Anything which deviates from a ‘traditional’ funeral, the standard fare, is labelled alternative, and not in a nice way. In the land of the living we celebrate choice, it’s what drives consumerism. The deathmongers take the contrary view. Even more regrettable is that those undertakers who come out of a big chain and bravely start up on their own, brimming with best intentions, lapse, so many of them, under the influence of the uniform, into same old sameness. THS, John Hall calls it. I’m coming to him.

Up here in Birmingham we have, possibly, the most backward looking undertakers in Britain. THS holds them in its thrall. You see them at the crem resembling nothing so much as hapless extras in a Hammer Horror film. So nothing lifted my spirits more today than going to visit a brave new Solihull-based start-up, Colour My Funeral.

It takes some brass neck to call your business Colour My Funeral. It takes some chutzpah to take potshots at your competitors and say in your brochure: “It seems the days are passing when people are happy to allow a funeral director to take charge of their family funeral and conduct it more in a fashion the funeral director wants than how the family or deceased would have liked” and go on to say: “We also thought it strange that, although we now live in the 21st century, it seems that, when we die, we go back to the 19th for our funeral.”

No one could say that John Hall, who heads up Colour My Funeral, suffers from THS. He doesn’t clad himself in shudder-making clothes, neither does he clad his walls in framed certificates, photos of sepia ancestors and pictures of horse-drawn hearses. There’s no hush and awe here, nor yet dignified gloom. All is light and colour. There’s an LCD screen in the waiting area telling you what your choices are and another in the front window facing out onto the pavement. The steel shutters that come down at night are painted with a woodland burial scene. John offers his clients everything from the cheapest funeral in town, the Forget-Me-Not at £950, to the most expensive in the country at £32,000. He’s advertised in an eyebrow-raising way on Smooth Radio.

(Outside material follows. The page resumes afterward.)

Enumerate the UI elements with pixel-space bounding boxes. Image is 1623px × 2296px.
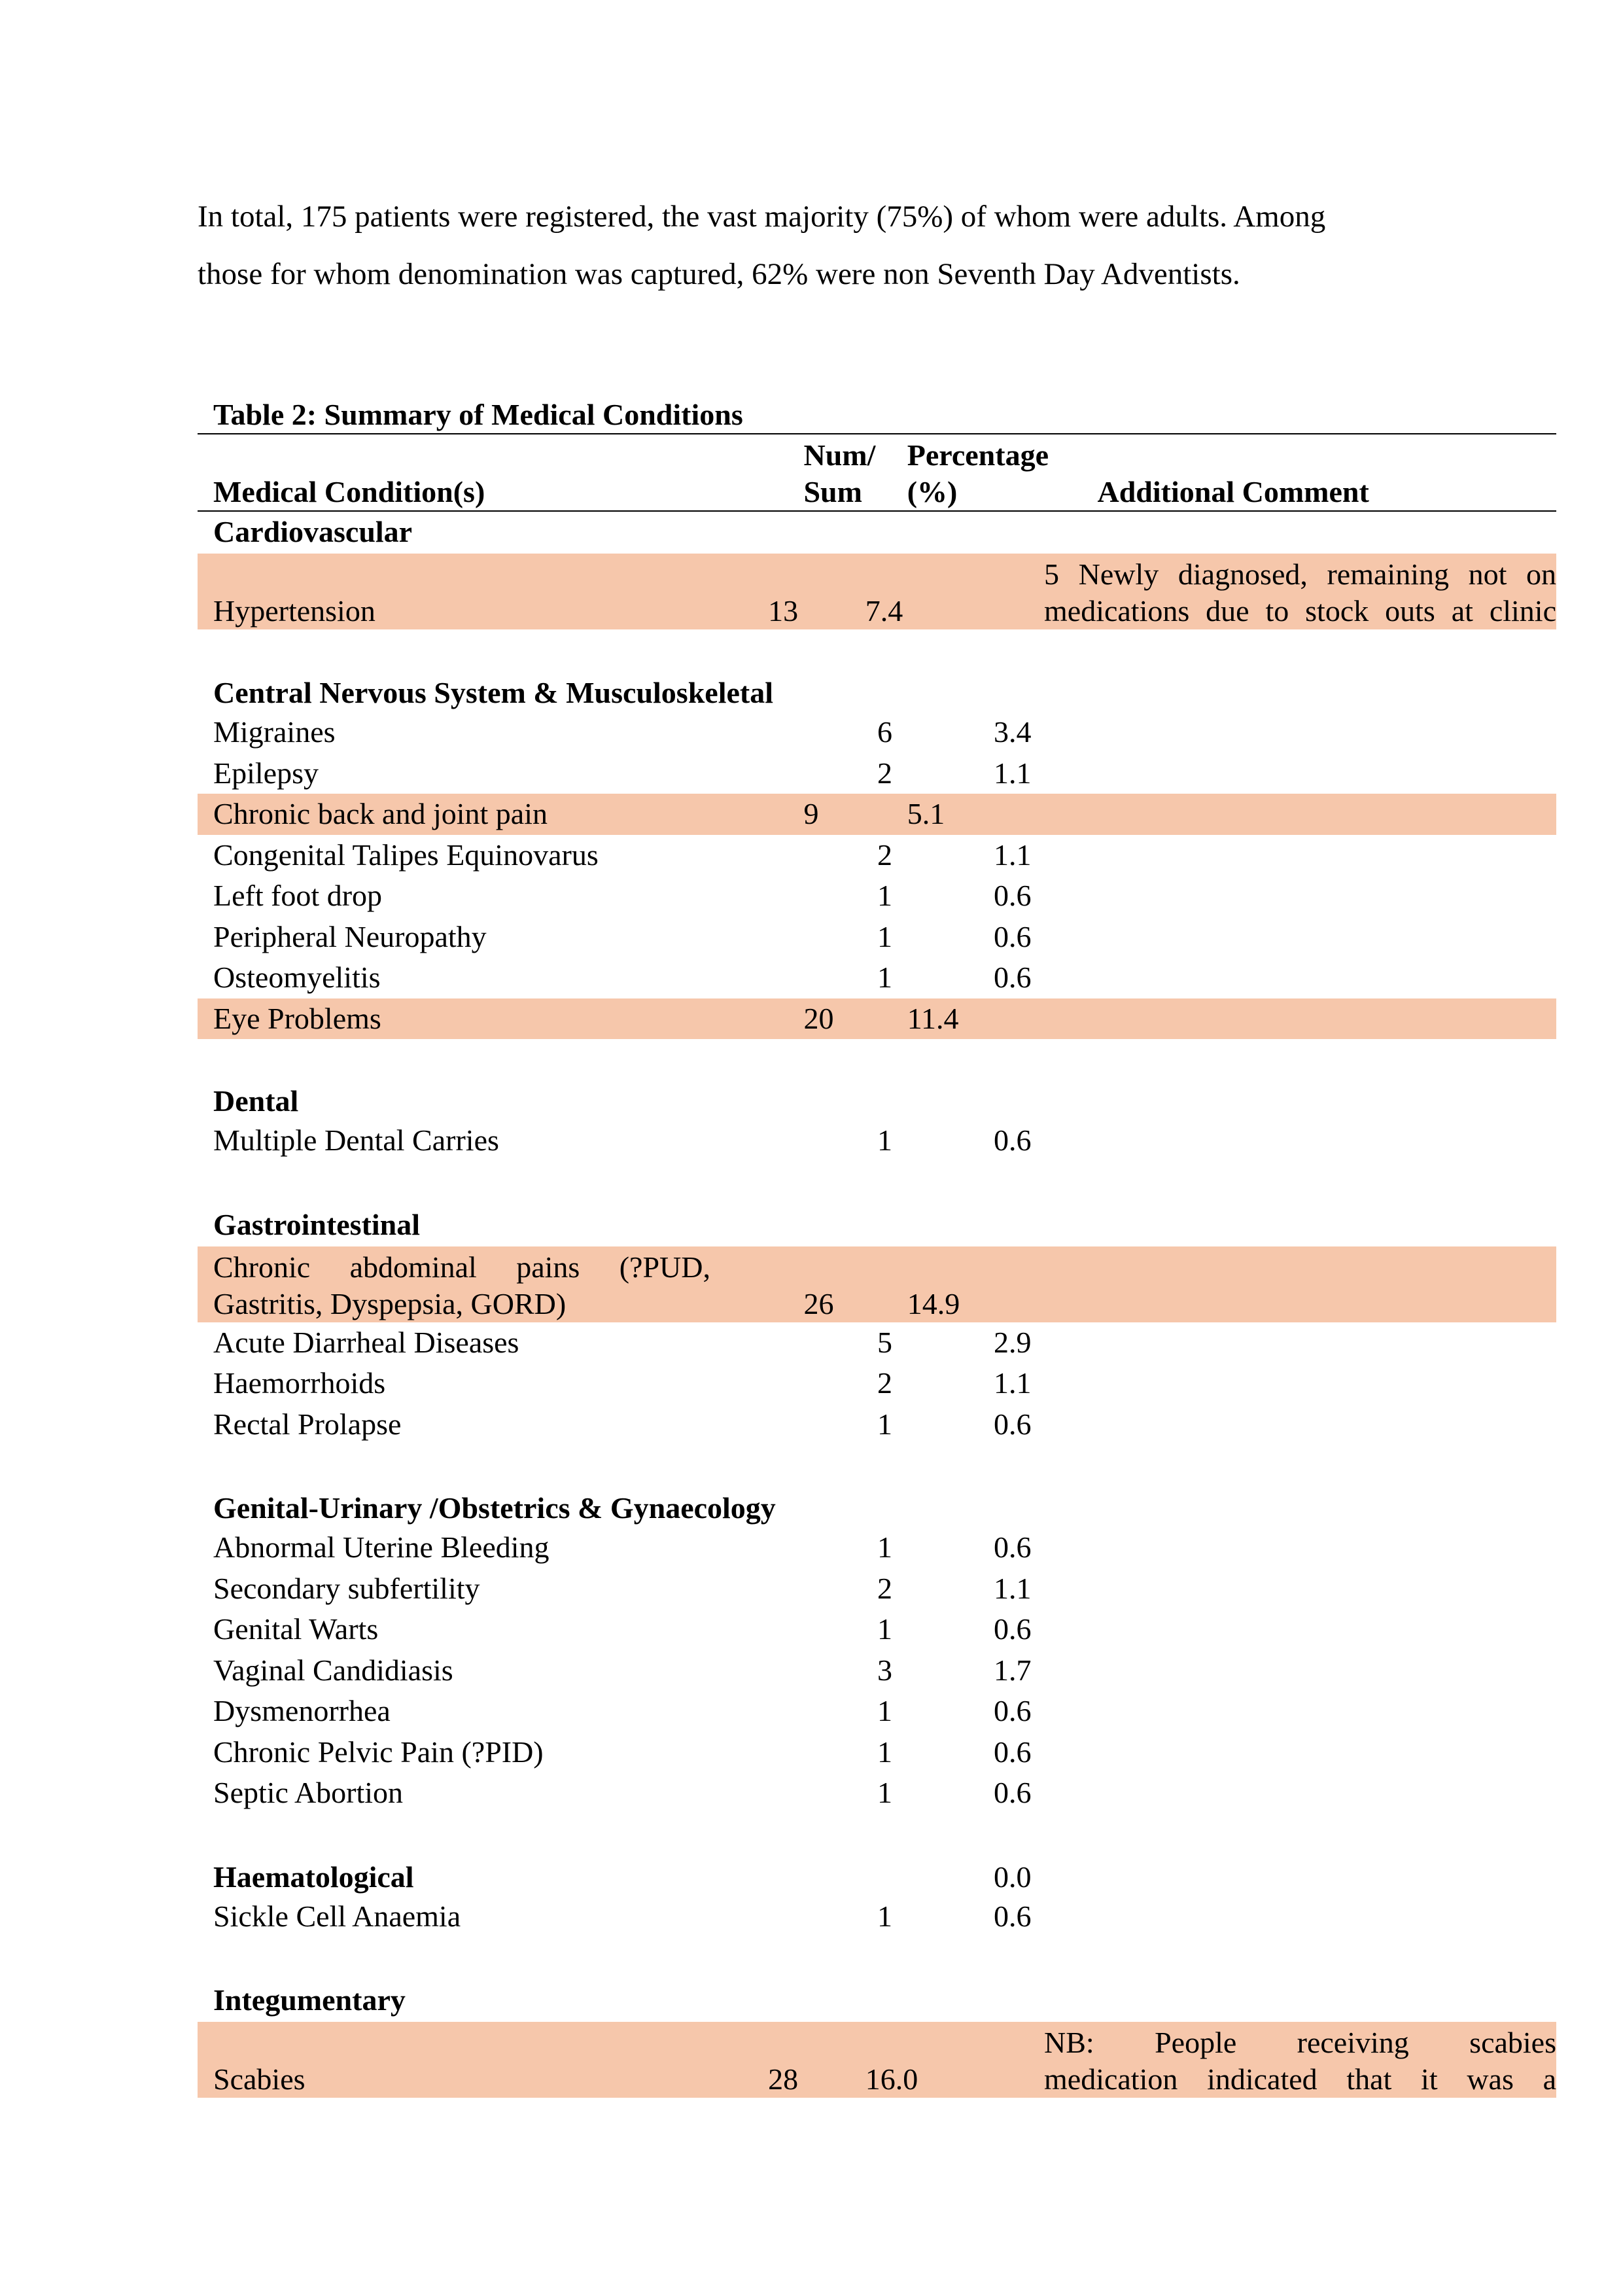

True humility is the product of self-assurance and a deep respect for other people. That’s John. He’s not a theorist, he’s a practical person. He’s emotionally intelligent, one of life’s lovely guys. He likes to explore with people what they want, and give it to them. He’s also a detail person. He loves to give a funeral as many personal touches as he can think of. He’s very, very good, the real deal. Ask his clients. His market is not just those looking for something different, it is everybody from Solihull to the wider community of nearby Birmingham.

But this is a very tough business to get started in, where one undertaker looks like all the rest. Well, John certainly hasn’t made that mistake. His is a brave all-or-nothing, high-risk approach and this is a laudably THS-free enterprise.

He deserves to do well.

Sorry? What’s THS stand for, you ask? Top Hat Syndrome.